Павлов быстро привык к моей манере общаться и на мое замечание даже не махнул рукой.
– Знаешь, к какой версии я склоняюсь?
– Не знаю. Наверное, я буду в шоке.
– Мне представляется, дело было так. – Павлов отвлекся на минуту, отвечая на звонок по внутреннему телефону: – Зачем я звонил? Черт его знает. Я уже не помню. Ах, да! Когда уберут машину из моего двора? Она там год стоит, бесхозная. Мне свою ставить некуда. Островского, 32, – назвал он адрес и, закончив беседу по телефону, вернулся к теме нашего разговора. – Итак, в итальянском кабаке ты хлебнул лишнего и в женщине легкого поведения разглядел барышню с нравственными устоями. Профессионалки по налитости глаз клиента легко определяют, чего он хочет, а твои глазные яблоки трудно было отличить от спелого налива. Но клиента надо сначала заполучить, да?
– Ага, – поддакнул я, чтобы не молчать.
– Видок у тебя еще тот.
– Конечно.
Павлов мог не разоряться, а просто процитировать одного из героев криминальной драмы «Отступники»: «Плохая стрижка, безвкусная одежда и такой, знаете, легкий налет засранства». Я бы согласился с ним.
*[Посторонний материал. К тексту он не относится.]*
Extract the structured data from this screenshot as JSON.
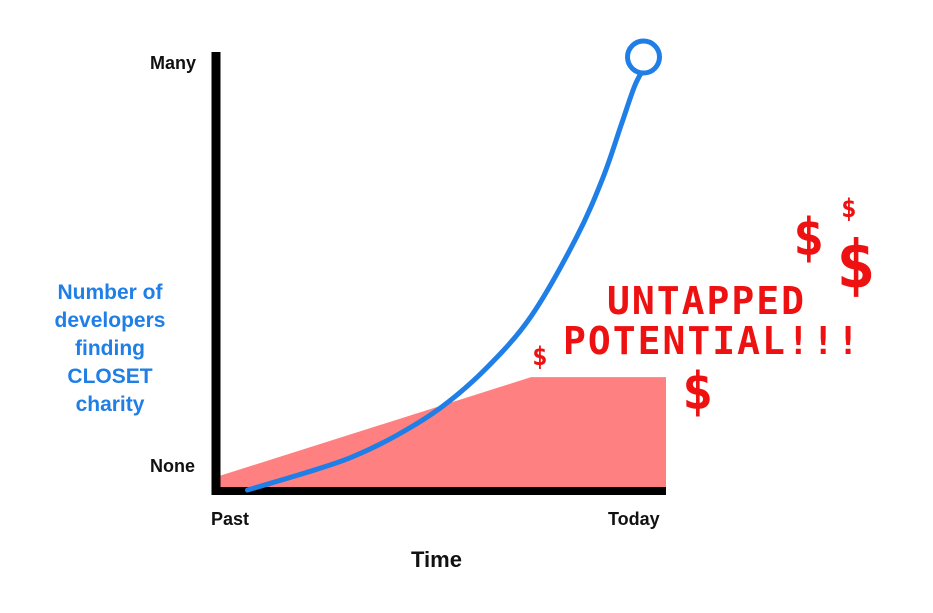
{
  "chart_data": {
    "type": "line",
    "title": "",
    "xlabel": "Time",
    "ylabel_lines": [
      "Number of",
      "developers",
      "finding",
      "CLOSET",
      "charity"
    ],
    "x_tick_labels": [
      "Past",
      "Today"
    ],
    "y_tick_labels": [
      "None",
      "Many"
    ],
    "xlim": [
      0,
      1
    ],
    "ylim": [
      0,
      1
    ],
    "series": [
      {
        "color": "#1f7fe6",
        "x": [
          0.07,
          0.2,
          0.3,
          0.4,
          0.5,
          0.6,
          0.7,
          0.8,
          0.86,
          0.9,
          0.93,
          0.95
        ],
        "y": [
          0.0,
          0.04,
          0.075,
          0.125,
          0.19,
          0.28,
          0.4,
          0.58,
          0.72,
          0.84,
          0.93,
          0.97
        ],
        "end_marker": "open-circle"
      }
    ],
    "shaded_region": {
      "label_lines": [
        "UNTAPPED",
        "POTENTIAL!!!"
      ],
      "color": "#ff8080",
      "x": [
        0,
        0.7,
        1
      ],
      "y": [
        0.03,
        0.26,
        0.26
      ]
    },
    "grid": false,
    "decorations": {
      "dollar_symbol": "$",
      "color": "#ee1111"
    }
  },
  "colors": {
    "axis": "#000000",
    "curve": "#1f7fe6",
    "shade": "#ff8080",
    "annotation": "#ee1111"
  }
}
Павлов тем временем продолжал:
– Она живо представила, в какой компании ты чаще всего проводишь время, и не станем уточнять, что она ошиблась, людям свойственно ошибаться, верно? Она прикинулась ученым червем, и, конечно, ты клюнул, выделив ее среди остальных. Как обратил бы внимание на то, если бы твоя классная руководительница забежала на большой перемене в пивбар. А дальше – дело техники. И не важно, стал бы ее рисовать или нет – ты уже дергался на крючке. Она спела тебе ту песню, которую ты заказал. Она приехала в кабак на машине? Но при ней мы не обнаружили ни ключей, ни водительского удостоверения, ни денег. И если бы все произошло так, как она планировала, то без денег, кредитки и документов под утро остался бы ты. В стандартный набор некоторых проституток входит клофелин. Эта же баба подмешала тебе в коньяк наркотик. За этим занятием ты и застукал ее. Мне представляется такая картина… в картине. Она шарит в твоем бумажнике, а это означает, что она шарит в твоем самолюбии. И ты, столичный частный сыщик, введенный в заблуждение уличной шалавой, хватаешься за нож.
Пауза.
– Допустим, ты не убивал эту женщину, тогда, выходит, тебя подставили? Вспоминай, кому ты перешел дорогу?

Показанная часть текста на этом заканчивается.